People who have been sedentary and are just starting out with cardio training will see weight loss results within shorter training periods than those who are already active. Their bodies are still acclimating to the workouts, so it takes more effort to complete the same regimen. The result is a bigger calorie burn and faster weight loss in a shorter period of time.
- Complete 30 to 45 minutes of aerobic exercise three days a week.
- Work at a low to moderate intensity.
In contrast, the bodies of those who are active are accustomed to training. The workouts that felt difficult on day one of training become easier, so your overall calorie burn drops. If you've ever wondered why the "last 10 pounds" are so difficult to shed, this is the reason. To compensate, you need to add more intensity to your workouts.
- Complete 30 to 60 minutes of cardio three to five days a week.
- On shorter training days, totaling 10 to 30 minutes, complete a high intensity interval training regimen. One study in the Journal of Physiology suggests that you can create a more efficient routine with HIIT for a total of an hour and a half per week.
- On longer training days, from 45 to 60 minutes, work at moderate to high intensities. If you usually walk, try jogging. If you jog, run.
The goal is to tap into your body's fat stores. A little extra effort goes a long way.
A healthy diet is a key component of losing weight successfully and maintaining it, according to a 2014 study. Many people believe that they don't need to think about what they're eating if they're exercising. The truth is, your nutrition habits will drastically affect your ability to lose weight on a cardio regimen, no matter how intense.
Some people try to compensate for eating too much by performing more cardio. Unfortunately, this does not work. It is impossible to do enough cardio to make up for a night of drinking in excess or eating an entire pizza. As the saying goes "You can't out-run a bad diet." Working out too much can lead to exercise burnout, also known as overtraining, which can hinder your progress, lead to muscle loss, and negatively impact your mental health. The key to losing weight is to pair cardio with good eating habits.

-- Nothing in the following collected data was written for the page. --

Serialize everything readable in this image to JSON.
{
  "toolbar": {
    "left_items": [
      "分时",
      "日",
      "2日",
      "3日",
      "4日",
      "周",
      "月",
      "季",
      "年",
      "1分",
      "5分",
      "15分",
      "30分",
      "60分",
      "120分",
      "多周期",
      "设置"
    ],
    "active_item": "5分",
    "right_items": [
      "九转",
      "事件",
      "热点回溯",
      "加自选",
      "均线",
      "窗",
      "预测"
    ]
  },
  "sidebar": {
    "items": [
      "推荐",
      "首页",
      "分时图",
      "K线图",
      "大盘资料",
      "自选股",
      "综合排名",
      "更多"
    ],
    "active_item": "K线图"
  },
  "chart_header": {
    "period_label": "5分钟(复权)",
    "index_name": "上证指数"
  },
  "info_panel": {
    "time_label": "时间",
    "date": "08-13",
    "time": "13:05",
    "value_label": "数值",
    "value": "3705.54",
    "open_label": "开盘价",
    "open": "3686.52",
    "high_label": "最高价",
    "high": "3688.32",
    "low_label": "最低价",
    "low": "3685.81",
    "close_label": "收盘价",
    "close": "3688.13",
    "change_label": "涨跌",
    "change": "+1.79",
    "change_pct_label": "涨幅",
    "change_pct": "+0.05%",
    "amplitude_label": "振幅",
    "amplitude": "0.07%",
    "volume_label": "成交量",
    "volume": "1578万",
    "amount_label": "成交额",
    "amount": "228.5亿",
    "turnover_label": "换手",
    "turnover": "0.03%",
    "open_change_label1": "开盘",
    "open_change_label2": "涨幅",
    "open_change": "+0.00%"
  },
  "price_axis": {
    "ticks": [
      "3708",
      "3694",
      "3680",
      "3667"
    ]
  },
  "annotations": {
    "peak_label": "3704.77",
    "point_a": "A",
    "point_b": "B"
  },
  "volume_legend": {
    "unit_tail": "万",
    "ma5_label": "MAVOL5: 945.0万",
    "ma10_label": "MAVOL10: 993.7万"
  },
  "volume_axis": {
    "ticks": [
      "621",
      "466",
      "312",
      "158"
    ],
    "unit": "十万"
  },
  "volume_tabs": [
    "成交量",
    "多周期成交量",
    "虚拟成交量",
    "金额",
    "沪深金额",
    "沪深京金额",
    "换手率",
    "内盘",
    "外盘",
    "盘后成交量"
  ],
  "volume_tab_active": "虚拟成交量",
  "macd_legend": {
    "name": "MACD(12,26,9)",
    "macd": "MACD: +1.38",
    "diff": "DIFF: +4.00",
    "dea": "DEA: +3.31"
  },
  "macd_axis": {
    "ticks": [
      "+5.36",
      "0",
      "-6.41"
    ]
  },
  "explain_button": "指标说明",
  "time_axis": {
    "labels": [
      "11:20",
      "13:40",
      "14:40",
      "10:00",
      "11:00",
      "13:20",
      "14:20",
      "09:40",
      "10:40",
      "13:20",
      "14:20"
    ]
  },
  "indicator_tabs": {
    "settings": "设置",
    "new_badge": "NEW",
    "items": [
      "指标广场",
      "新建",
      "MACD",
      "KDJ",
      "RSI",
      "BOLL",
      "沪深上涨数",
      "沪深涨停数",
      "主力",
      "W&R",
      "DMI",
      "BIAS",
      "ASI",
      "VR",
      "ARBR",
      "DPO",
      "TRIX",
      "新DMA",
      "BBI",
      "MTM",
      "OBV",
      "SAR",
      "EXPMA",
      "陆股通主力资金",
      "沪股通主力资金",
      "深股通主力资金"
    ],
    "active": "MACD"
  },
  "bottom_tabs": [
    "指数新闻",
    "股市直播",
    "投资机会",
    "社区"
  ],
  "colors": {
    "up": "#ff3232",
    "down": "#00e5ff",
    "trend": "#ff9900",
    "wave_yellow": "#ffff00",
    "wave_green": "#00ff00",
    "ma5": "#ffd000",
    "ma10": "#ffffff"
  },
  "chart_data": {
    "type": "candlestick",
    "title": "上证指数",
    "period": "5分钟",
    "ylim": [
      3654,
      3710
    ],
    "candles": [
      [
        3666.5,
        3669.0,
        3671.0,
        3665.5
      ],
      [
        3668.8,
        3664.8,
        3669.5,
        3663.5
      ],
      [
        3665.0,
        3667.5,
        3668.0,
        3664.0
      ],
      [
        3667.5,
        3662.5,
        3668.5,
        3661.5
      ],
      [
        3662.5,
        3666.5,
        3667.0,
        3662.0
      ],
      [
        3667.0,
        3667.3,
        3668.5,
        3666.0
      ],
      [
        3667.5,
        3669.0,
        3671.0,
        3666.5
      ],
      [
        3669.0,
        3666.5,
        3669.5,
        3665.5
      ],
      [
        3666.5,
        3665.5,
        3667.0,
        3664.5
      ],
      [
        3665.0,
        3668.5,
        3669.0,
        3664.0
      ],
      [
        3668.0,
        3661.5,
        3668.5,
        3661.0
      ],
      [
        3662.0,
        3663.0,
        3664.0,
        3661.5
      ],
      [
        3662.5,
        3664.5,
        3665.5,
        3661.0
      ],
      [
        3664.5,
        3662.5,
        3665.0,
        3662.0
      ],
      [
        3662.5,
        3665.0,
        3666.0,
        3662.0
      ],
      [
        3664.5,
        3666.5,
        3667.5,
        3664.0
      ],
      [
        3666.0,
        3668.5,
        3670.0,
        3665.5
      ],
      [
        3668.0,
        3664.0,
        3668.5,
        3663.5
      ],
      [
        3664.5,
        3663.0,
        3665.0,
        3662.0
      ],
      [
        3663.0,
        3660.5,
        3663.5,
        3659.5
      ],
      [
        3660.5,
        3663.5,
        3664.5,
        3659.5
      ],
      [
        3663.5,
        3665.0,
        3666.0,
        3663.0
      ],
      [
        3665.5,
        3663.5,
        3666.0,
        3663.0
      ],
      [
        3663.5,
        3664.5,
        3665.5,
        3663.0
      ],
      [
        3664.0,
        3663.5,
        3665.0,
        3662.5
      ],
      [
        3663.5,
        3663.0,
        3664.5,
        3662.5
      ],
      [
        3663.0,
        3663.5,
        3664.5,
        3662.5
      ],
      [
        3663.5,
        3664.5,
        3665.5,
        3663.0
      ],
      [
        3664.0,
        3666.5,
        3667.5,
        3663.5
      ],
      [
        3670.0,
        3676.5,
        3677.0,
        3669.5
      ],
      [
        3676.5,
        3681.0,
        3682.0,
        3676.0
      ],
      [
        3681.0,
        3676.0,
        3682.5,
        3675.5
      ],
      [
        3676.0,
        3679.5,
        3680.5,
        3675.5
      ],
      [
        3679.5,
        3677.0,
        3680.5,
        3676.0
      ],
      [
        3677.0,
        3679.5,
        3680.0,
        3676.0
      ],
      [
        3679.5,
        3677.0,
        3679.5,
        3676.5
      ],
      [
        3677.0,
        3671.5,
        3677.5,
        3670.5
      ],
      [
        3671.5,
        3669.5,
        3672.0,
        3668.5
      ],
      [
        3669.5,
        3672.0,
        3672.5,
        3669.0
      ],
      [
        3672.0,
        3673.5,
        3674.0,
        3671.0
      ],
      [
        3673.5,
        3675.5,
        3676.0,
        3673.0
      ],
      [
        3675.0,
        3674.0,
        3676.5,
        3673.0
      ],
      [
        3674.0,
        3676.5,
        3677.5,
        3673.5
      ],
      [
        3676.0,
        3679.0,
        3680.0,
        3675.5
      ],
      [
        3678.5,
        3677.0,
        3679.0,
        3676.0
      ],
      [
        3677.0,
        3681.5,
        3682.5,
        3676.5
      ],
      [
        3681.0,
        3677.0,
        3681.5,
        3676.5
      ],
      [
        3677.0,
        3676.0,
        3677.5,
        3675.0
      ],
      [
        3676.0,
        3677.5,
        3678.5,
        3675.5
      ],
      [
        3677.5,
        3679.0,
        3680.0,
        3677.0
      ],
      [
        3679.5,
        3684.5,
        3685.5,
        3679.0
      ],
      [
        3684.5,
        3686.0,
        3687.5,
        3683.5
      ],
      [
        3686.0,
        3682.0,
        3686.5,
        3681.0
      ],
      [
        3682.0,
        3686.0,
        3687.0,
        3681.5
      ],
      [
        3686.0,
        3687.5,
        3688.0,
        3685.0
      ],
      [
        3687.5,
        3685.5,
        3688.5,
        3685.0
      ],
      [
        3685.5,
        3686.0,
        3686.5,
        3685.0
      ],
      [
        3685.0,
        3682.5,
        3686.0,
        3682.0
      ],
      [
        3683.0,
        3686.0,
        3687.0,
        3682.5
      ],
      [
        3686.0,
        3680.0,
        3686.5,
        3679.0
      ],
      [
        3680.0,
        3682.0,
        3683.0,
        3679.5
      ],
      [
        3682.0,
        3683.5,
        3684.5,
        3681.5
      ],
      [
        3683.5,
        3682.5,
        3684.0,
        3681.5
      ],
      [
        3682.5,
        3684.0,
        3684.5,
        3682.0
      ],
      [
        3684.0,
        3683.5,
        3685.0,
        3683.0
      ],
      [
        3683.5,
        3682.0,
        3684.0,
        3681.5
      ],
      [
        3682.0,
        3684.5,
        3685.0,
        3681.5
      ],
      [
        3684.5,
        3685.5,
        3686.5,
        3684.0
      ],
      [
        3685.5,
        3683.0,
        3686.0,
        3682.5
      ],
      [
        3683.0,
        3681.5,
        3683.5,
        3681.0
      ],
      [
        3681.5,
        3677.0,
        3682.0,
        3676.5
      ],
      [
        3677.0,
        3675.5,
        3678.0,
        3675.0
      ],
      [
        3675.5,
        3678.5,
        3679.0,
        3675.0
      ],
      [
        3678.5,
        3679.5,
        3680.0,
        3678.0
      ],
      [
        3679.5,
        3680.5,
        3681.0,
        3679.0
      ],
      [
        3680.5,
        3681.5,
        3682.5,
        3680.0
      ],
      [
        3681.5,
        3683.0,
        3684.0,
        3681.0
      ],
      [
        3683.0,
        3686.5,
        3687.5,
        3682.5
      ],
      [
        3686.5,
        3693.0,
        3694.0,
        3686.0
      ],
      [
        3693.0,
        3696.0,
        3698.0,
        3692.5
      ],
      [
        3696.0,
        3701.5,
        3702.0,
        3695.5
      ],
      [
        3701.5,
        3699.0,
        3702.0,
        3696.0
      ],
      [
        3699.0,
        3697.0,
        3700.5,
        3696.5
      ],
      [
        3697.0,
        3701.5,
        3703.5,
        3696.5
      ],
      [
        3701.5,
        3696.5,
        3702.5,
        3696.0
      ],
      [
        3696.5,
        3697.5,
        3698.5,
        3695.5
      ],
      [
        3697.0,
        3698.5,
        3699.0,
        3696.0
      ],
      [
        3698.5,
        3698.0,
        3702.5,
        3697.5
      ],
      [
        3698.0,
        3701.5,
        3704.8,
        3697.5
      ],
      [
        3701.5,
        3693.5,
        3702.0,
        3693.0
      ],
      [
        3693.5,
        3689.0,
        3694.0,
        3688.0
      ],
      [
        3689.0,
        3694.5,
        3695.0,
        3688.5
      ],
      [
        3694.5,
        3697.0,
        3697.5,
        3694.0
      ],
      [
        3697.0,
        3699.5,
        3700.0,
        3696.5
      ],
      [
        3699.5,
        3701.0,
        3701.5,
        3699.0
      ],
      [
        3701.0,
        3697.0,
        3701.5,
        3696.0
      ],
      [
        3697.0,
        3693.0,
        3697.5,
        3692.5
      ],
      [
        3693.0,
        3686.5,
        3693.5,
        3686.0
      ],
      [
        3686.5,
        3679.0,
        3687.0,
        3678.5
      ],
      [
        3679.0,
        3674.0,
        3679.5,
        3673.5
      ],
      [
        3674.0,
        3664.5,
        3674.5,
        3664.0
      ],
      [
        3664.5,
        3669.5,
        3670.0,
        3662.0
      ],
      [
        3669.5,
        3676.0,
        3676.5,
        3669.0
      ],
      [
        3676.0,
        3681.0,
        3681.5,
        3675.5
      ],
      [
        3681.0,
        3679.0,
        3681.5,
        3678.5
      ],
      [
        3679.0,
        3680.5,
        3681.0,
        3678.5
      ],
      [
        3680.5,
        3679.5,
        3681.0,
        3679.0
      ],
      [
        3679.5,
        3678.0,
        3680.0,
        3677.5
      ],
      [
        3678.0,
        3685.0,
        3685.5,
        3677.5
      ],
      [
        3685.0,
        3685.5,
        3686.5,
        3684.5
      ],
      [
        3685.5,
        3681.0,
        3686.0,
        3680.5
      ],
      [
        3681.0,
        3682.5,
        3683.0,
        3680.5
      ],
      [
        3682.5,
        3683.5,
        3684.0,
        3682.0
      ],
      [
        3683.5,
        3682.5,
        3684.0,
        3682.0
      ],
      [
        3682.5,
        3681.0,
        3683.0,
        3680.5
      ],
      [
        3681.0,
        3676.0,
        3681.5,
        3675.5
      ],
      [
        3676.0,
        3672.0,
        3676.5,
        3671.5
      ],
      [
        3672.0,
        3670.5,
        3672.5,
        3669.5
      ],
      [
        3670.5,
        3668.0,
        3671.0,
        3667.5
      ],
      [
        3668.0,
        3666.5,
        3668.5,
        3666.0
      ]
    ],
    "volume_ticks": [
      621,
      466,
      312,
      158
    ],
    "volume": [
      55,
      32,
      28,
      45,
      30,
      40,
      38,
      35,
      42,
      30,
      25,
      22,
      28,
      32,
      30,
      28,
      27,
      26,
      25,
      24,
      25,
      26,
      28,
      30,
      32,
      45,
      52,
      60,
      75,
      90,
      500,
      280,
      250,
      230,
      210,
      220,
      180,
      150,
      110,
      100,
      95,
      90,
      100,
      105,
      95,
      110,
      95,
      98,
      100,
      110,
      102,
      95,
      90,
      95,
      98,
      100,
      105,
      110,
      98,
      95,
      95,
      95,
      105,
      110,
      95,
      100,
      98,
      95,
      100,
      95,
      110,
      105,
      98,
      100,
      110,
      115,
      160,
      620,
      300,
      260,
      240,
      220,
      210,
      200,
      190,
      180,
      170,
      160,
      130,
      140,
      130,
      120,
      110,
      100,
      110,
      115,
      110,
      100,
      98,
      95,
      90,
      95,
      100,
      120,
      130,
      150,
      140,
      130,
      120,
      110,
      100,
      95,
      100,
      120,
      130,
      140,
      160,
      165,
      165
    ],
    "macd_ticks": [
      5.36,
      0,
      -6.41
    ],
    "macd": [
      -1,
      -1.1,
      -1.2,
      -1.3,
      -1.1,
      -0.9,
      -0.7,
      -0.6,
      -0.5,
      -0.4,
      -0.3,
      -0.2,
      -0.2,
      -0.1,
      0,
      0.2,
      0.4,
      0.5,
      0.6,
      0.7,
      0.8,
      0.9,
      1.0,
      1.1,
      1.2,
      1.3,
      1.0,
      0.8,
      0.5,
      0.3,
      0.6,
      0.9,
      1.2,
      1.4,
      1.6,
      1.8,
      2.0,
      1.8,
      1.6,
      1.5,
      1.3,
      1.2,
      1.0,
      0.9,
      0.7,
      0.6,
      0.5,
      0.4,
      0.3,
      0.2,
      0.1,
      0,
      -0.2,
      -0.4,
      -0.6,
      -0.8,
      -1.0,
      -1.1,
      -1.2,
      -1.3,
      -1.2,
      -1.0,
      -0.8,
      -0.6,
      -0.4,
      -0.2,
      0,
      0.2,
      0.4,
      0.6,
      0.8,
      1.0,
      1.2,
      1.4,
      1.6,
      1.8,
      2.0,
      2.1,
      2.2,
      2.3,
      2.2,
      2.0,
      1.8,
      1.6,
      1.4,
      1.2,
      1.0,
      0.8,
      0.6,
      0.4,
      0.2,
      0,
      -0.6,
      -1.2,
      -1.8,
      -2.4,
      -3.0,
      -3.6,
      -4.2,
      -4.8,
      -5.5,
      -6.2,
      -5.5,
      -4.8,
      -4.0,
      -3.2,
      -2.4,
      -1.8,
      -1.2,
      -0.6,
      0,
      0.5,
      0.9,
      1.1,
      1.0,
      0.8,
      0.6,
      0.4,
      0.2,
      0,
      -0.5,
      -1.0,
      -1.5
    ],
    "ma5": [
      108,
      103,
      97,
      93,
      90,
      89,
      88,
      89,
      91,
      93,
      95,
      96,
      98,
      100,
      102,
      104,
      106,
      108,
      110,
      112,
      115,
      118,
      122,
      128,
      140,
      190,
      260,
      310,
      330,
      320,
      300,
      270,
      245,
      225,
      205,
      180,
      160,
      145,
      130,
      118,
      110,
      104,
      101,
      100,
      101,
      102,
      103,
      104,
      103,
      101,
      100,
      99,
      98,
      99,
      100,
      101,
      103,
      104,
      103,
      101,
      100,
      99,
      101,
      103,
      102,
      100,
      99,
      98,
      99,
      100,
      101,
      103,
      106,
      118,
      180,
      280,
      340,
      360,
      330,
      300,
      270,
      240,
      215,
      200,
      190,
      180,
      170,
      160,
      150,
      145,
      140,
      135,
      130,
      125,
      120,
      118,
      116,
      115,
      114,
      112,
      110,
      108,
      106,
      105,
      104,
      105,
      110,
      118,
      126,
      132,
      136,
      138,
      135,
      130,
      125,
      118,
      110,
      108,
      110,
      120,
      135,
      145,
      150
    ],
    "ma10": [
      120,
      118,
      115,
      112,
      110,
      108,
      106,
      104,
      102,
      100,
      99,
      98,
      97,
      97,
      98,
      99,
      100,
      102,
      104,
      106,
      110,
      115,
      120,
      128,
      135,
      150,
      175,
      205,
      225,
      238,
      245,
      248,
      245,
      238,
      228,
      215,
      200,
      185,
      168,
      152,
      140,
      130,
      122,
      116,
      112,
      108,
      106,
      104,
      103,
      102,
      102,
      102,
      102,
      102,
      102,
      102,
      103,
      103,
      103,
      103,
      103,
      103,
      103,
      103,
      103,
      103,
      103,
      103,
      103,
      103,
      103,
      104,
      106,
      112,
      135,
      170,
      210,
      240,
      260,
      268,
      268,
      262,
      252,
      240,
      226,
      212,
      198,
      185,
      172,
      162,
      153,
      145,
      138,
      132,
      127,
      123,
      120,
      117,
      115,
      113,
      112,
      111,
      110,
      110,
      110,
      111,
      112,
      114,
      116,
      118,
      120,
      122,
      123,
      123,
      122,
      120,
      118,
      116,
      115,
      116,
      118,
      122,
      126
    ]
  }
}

Get Started with Cardio Training
There are multiple factors that go into determining how much cardio you need to lose weight. Whether you're just starting out or already active is a key element. Even more important are the diet habits you practice on a daily basis. Gain control over the types and the amount of food you eat to make your cardio training more effective in your weight loss efforts. Whatever your situation is, start today, so you can build up to your recommended amount and intensity and lose the weight you want to shed.